Via: New film follows the transformation of the Agora from democracy to the market, ELEFTHEROTYPIA
New film follows the transformation of the Agora from democracy to the market
15.10.2014
Entitled Agorá, the 90-minute film was four years in the making
A hard-hitting documentary about the Greek crisis will have its world premiere on November 9 at the upcoming Copenhagen International Documentary Film Festival (CPH:DOX), which runs from 6–16 November 2014.
Entitled Agorá, the 90-minute film is by award-winning Greek journalist and filmmaker Yorgos Avgeropoulos, who created the successful Exandas documentary series that ran on ERT public television until the station’s closure by the coalition government in June 2013.
The product of four years of research and production, Agorá records the unfolding of the crisis from its early stage, while tracing its impact on the lives of simple people from all social classes whom Avgeropoulos observes over time. He witnesses popular protests in the streets, the development of solidarity movements as well as the rise of fascism, while at the same time he seeks answers from his country’s most significant political personalities, from insiders, analysts and key decision makers from the international political scene.

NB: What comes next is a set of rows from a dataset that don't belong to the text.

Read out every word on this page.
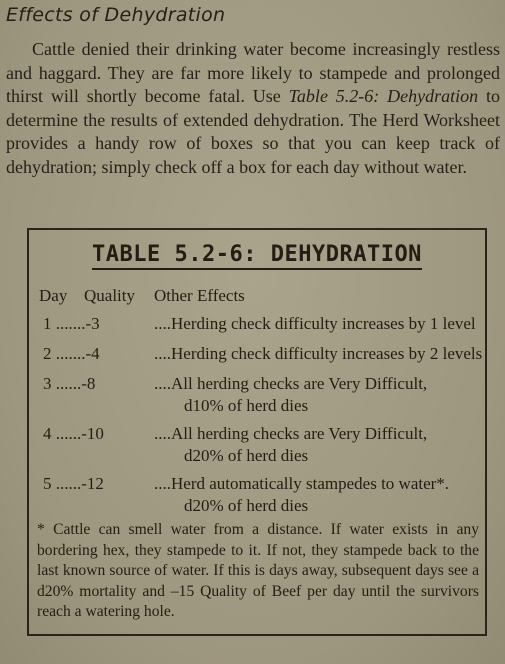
Effects of Dehydration

Cattle denied their drinking water become increasingly restless and haggard. They are far more likely to stampede and prolonged thirst will shortly become fatal. Use Table 5.2-6: Dehydration to determine the results of extended dehydration. The Herd Worksheet provides a handy row of boxes so that you can keep track of dehydration; simply check off a box for each day without water.

TABLE 5.2-6: DEHYDRATION
Day Quality Other Effects
1 .......-3	....Herding check difficulty increases by 1 level
2 .......-4	....Herding check difficulty increases by 2 levels
3 ......-8	....All herding checks are Very Difficult,
d10% of herd dies
4 ......-10	....All herding checks are Very Difficult,
d20% of herd dies
5 ......-12	....Herd automatically stampedes to water*.
d20% of herd dies

* Cattle can smell water from a distance. If water exists in any bordering hex, they stampede to it. If not, they stampede back to the last known source of water. If this is days away, subsequent days see a d20% mortality and –15 Quality of Beef per day until the survivors reach a watering hole.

The film derives its name from the Agora (Αγορά), the central space in ancient Greece city-states that served as a gathering place, assembly for active citizens, and the focus for political, economical, athletic, artistic and spiritual life.
“It was the heart of democracy. In modern Greece, the word Agora has lost its initial sense and it has come to denote solely the place and act of commercial transactions. It is a dominant word in the reality experienced today by Greeks, as the country goes through an economical vortex that devours human lives in its path,” the film’s description says.
“Greece, a symbol for the European civilisation because of its ancient heritage, is experiencing conditions in postwar history that no European thought would face again. Homeless people, soup kitchens, unemployment, poverty, an unsettled social situation, violent conflicts and the rise of the extreme-right. The dream of prosperity has turned into a nightmare and the political scene of the last four decades is crumbling.”
The film is produced by Small Planet (Greece) and co-produced by Germany’s WDR (Westdeutscher Rundfunk) and Al Jazeera Arabic. The film’s official website will be online on 23 October 2014 at www.agorathedoc.com.